In the light of the very high mortality of patients with SE after discharge, the prediction of outcome beyond acute treatment becomes as important as in-hospital mortality. No previous studies have tested, if STESS (or other clinically relevant scores) predicts long-term survival. Our study confirmed the prognostic significance of the STESS for in-hospital mortality in this Danish cohort of patients [10, 12]. STESS with a threshold of 4 reliably identified patients that survived the acute phase of SE, and predicted to some extend in-hospital mortality. We here complement current knowledge by showing for the first time that STESS also predicts overall mortality (though with a lower sensitivity and specificity) but is not significantly associated with mortality after discharge. The Kaplan-Meier-plot based on the optimal cut-off of ≥ 4 in the discharge analysis displays this significant difference in overall mortality (Fig. 2a).
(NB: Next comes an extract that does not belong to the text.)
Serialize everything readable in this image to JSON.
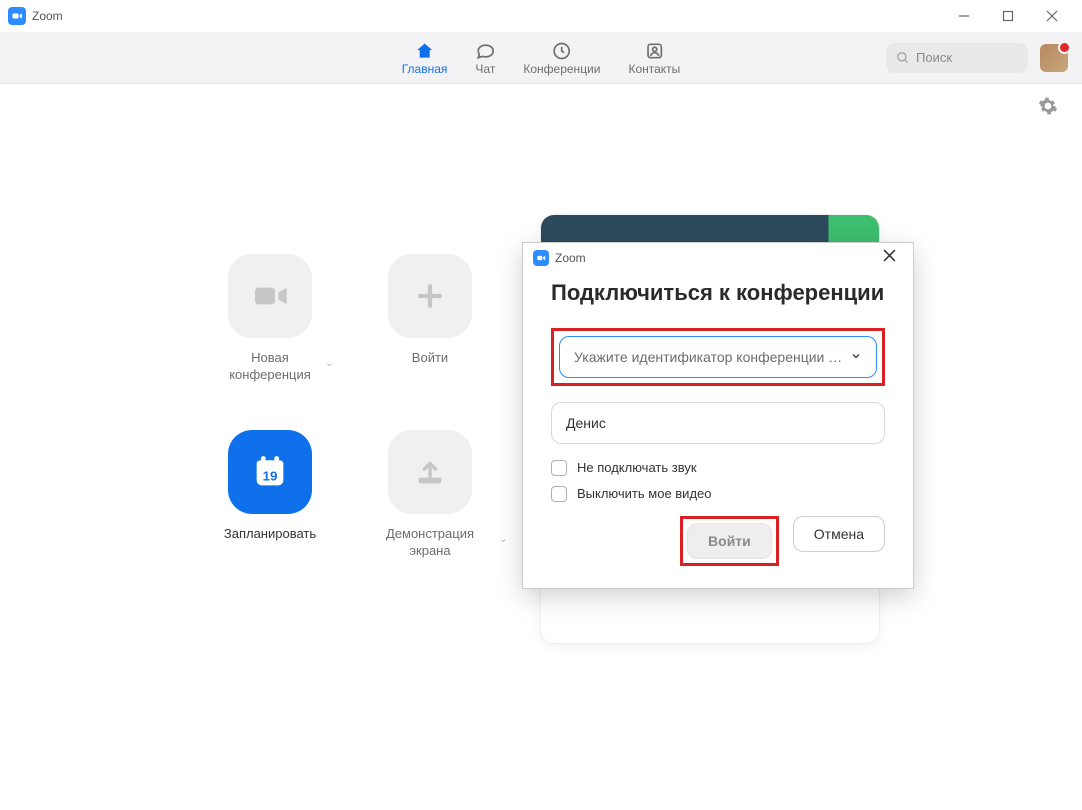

All components of the STESS except “history of previous seizures” remained significantly associated with long-term survival and survival after discharge. This indicates “history of previous seizures” is solely relevant for the acute phase of SE, possibly because patients with acute symptomatic seizures (and no history of previous seizures) have higher odds of dying in the hospital. Of note, the differentiation between seizure types remained without prognostic relevance in all our analyses in line with the report by Sutter et al. [12].
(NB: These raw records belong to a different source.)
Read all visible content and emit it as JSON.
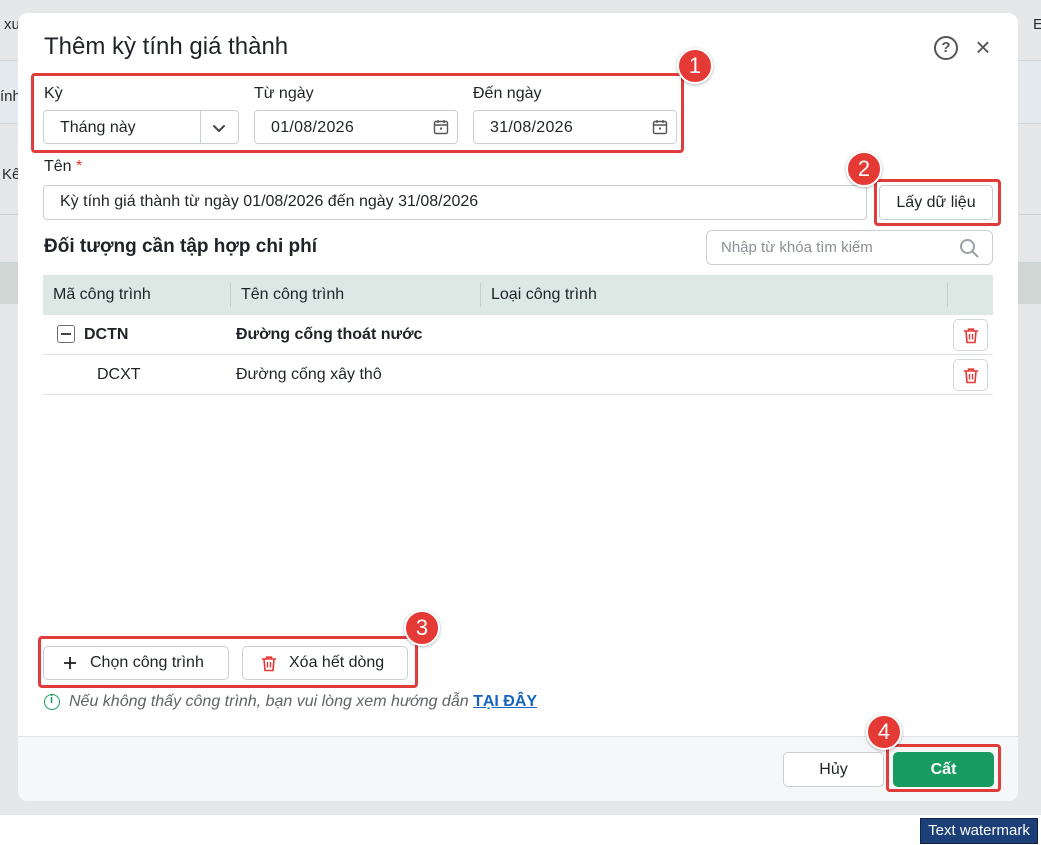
{
  "background": {
    "frag1": "xu",
    "frag2": "ính",
    "frag3": "Kê",
    "frag4": "E"
  },
  "modal": {
    "title": "Thêm kỳ tính giá thành",
    "period": {
      "label": "Kỳ",
      "value": "Tháng này"
    },
    "from_date": {
      "label": "Từ ngày",
      "value": "01/08/2026"
    },
    "to_date": {
      "label": "Đến ngày",
      "value": "31/08/2026"
    },
    "name": {
      "label": "Tên",
      "required_mark": "*",
      "value": "Kỳ tính giá thành từ ngày 01/08/2026 đến ngày 31/08/2026"
    },
    "fetch_button": "Lấy dữ liệu",
    "section_title": "Đối tượng cần tập hợp chi phí",
    "search_placeholder": "Nhập từ khóa tìm kiếm",
    "table": {
      "columns": [
        "Mã công trình",
        "Tên công trình",
        "Loại công trình"
      ],
      "rows": [
        {
          "code": "DCTN",
          "name": "Đường cống thoát nước",
          "type": ""
        },
        {
          "code": "DCXT",
          "name": "Đường cống xây thô",
          "type": ""
        }
      ]
    },
    "add_button": "Chọn công trình",
    "clear_button": "Xóa hết dòng",
    "note_text": "Nếu không thấy công trình, bạn vui lòng xem hướng dẫn ",
    "note_link": "TẠI ĐÂY",
    "cancel_button": "Hủy",
    "save_button": "Cất"
  },
  "annotations": [
    "1",
    "2",
    "3",
    "4"
  ],
  "watermark": "Text watermark",
  "colors": {
    "accent": "#179b60",
    "highlight": "#e03c3c",
    "table_header": "#dbe8e4",
    "link": "#1565c0"
  }
}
Among all components, “coma” yielded most prognostic information but only relevant for a few patients. Coma had higher odds for death (in-hospital mortality: 19.4 and overall mortality: 8.8) than STESS (in-hospital mortality: 17.3, overall mortality: 5.3) in all our analyses, suggesting that this factor may even warrant a higher score. Only 3 out of 19 patients presenting with “coma at onset” of SE were alive at end-of-follow up.

The other major factor with similar importance was “age above 65”, which gave 2 points in the STESS. The Kaplan-Meier curves of patients above and below 65 years (Fig. 2e) were similar to the Kaplan-Meier curves of patients with STESS ≥3 (or STESS ≥4, Fig. 2b). However, neither the high mortality of SE patients nor the plateau after approximately 3 years can be explained by age alone or by naturally occurring death of the patients. Assuming that natural occurring death in higher age would explain the difference alone, one would not expect a major difference 6 months after SE. However, this analysis (Additional file 1: Table S3) revealed similar results as the analysis at the end-of-study. Further, the Kaplan-Meier curves of patients with STESS ≥3 (or STESS ≥4) show a much more rapid decline than the curve of patients above and below 65, which further supports the idea that STESS bears more prognostic information than age alone.
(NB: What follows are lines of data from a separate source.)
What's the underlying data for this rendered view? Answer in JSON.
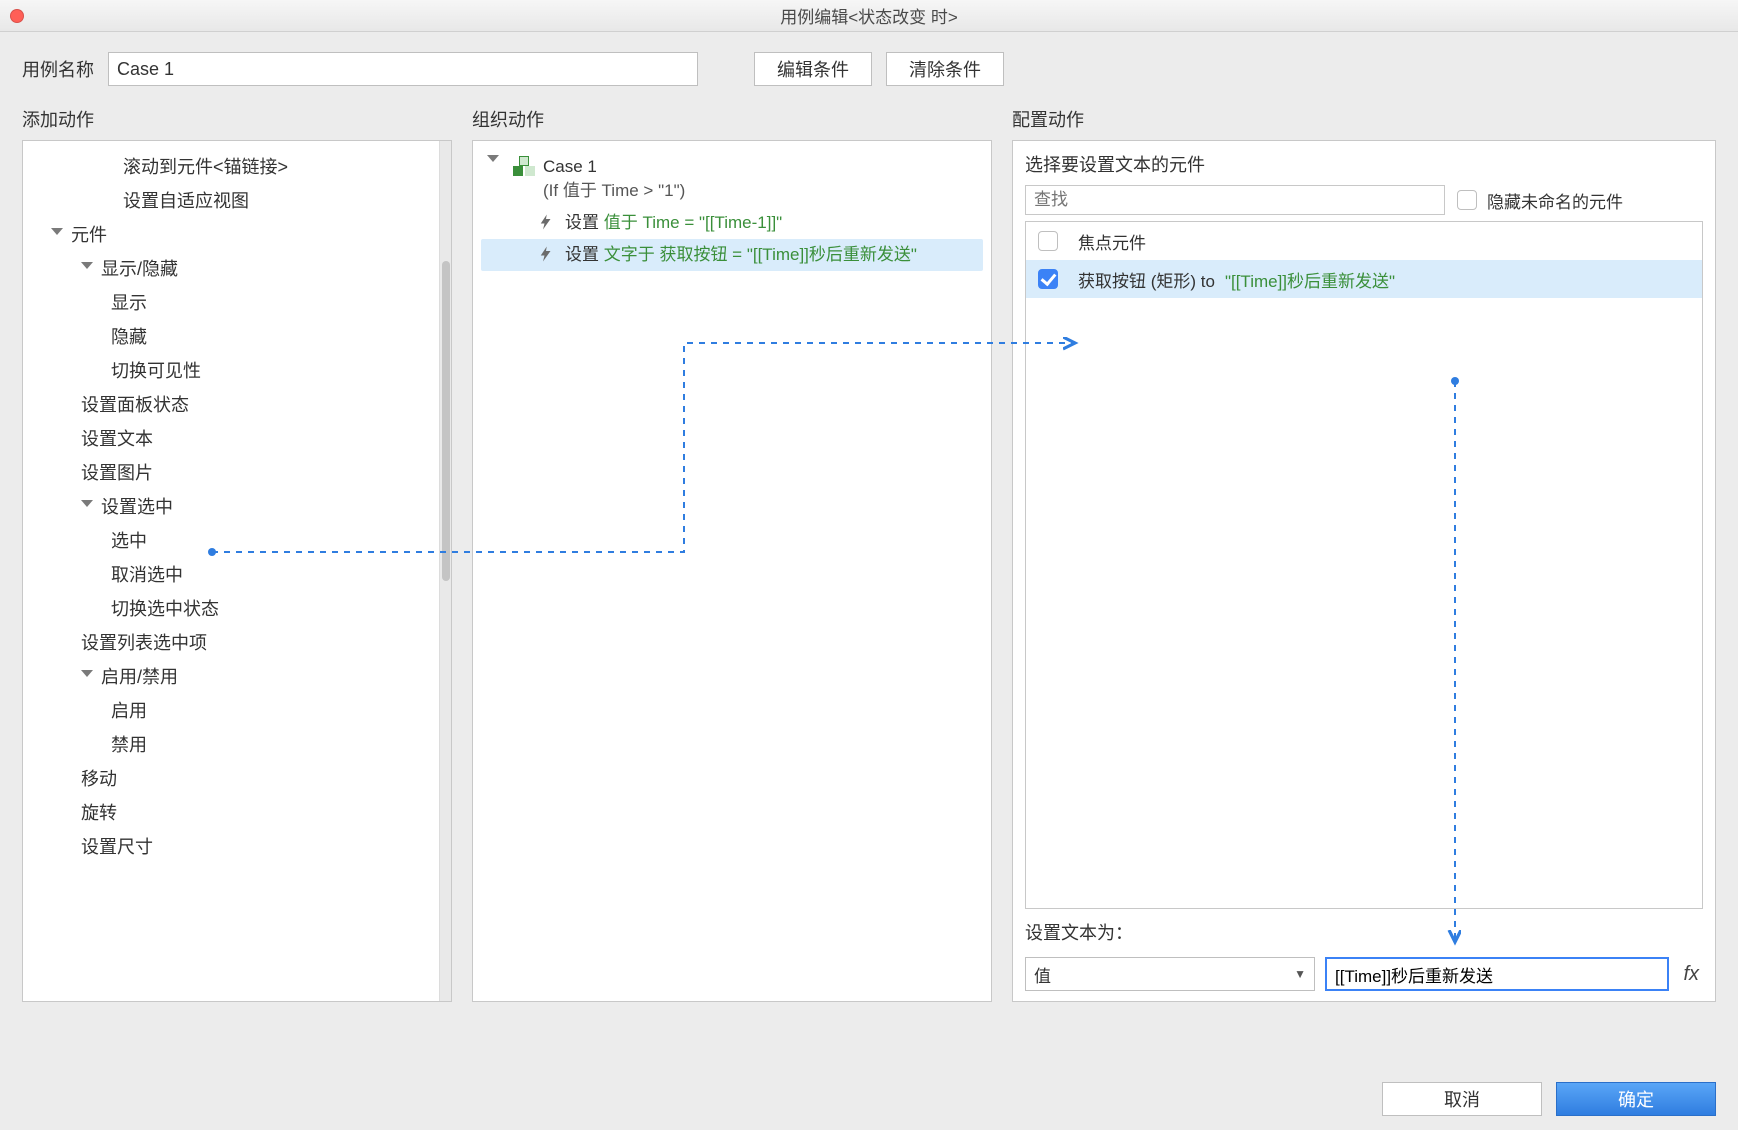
{
  "window": {
    "title": "用例编辑<状态改变 时>"
  },
  "labels": {
    "case_name": "用例名称",
    "add_action": "添加动作",
    "organize_action": "组织动作",
    "configure_action": "配置动作",
    "select_widget": "选择要设置文本的元件",
    "hide_unnamed": "隐藏未命名的元件",
    "set_text_as": "设置文本为："
  },
  "buttons": {
    "edit_condition": "编辑条件",
    "clear_condition": "清除条件",
    "cancel": "取消",
    "ok": "确定"
  },
  "case_name_value": "Case 1",
  "tree": [
    {
      "label": "滚动到元件<锚链接>",
      "indent": "top"
    },
    {
      "label": "设置自适应视图",
      "indent": "top"
    },
    {
      "label": "元件",
      "indent": 0,
      "arrow": true
    },
    {
      "label": "显示/隐藏",
      "indent": 1,
      "arrow": true
    },
    {
      "label": "显示",
      "indent": 2
    },
    {
      "label": "隐藏",
      "indent": 2
    },
    {
      "label": "切换可见性",
      "indent": 2
    },
    {
      "label": "设置面板状态",
      "indent": 1
    },
    {
      "label": "设置文本",
      "indent": 1
    },
    {
      "label": "设置图片",
      "indent": 1
    },
    {
      "label": "设置选中",
      "indent": 1,
      "arrow": true
    },
    {
      "label": "选中",
      "indent": 2
    },
    {
      "label": "取消选中",
      "indent": 2
    },
    {
      "label": "切换选中状态",
      "indent": 2
    },
    {
      "label": "设置列表选中项",
      "indent": 1
    },
    {
      "label": "启用/禁用",
      "indent": 1,
      "arrow": true
    },
    {
      "label": "启用",
      "indent": 2
    },
    {
      "label": "禁用",
      "indent": 2
    },
    {
      "label": "移动",
      "indent": 1
    },
    {
      "label": "旋转",
      "indent": 1
    },
    {
      "label": "设置尺寸",
      "indent": 1
    }
  ],
  "organize": {
    "case_label": "Case 1",
    "condition": "(If 值于 Time > \"1\")",
    "actions": [
      {
        "prefix": "设置 ",
        "green": "值于 Time = \"[[Time-1]]\"",
        "selected": false
      },
      {
        "prefix": "设置 ",
        "green": "文字于 获取按钮 = \"[[Time]]秒后重新发送\"",
        "selected": true
      }
    ]
  },
  "configure": {
    "search_placeholder": "查找",
    "items": [
      {
        "checked": false,
        "label": "焦点元件",
        "to": "",
        "val": "",
        "selected": false
      },
      {
        "checked": true,
        "label": "获取按钮 (矩形) to ",
        "val": "\"[[Time]]秒后重新发送\"",
        "selected": true
      }
    ],
    "combo_value": "值",
    "text_value": "[[Time]]秒后重新发送",
    "fx_label": "fx"
  }
}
It is tempting to speculate that neuronal damage after SE may be the factor that substantially contributes to overall outcome of patients with SE. In patients with acute neuronal damage (like stroke [23]), age is a major prognostic factor and neuronal damage may therefore explain the high relevance of age as prognostic factor. However, this retrospective study with all its limitations (e.g. mortality as only outcome parameter, lack of detailed assessment of functional outcome, retrospective design, incomplete assessment of other prognostic factors, etc.) does not provide clear clues in support of this hypothesis and further studies are required to better understand the important contributors to long-term survival after SE beyond aetiology.

Conclusions

In summary, this study supports STESS as a valuable and easy-to-use tool to estimate in-hospital mortality. The overall mortality after SE was found higher than expected compared to previous research. Most of STESS’ components were found to have an association to the overall mortality after SE. There are though reasons to believe that other factors may play important roles for long-term outcome. A prognostic score for long-term survival may be based on STESS but will certainly require modifications to improve its ability to predict long-term survival.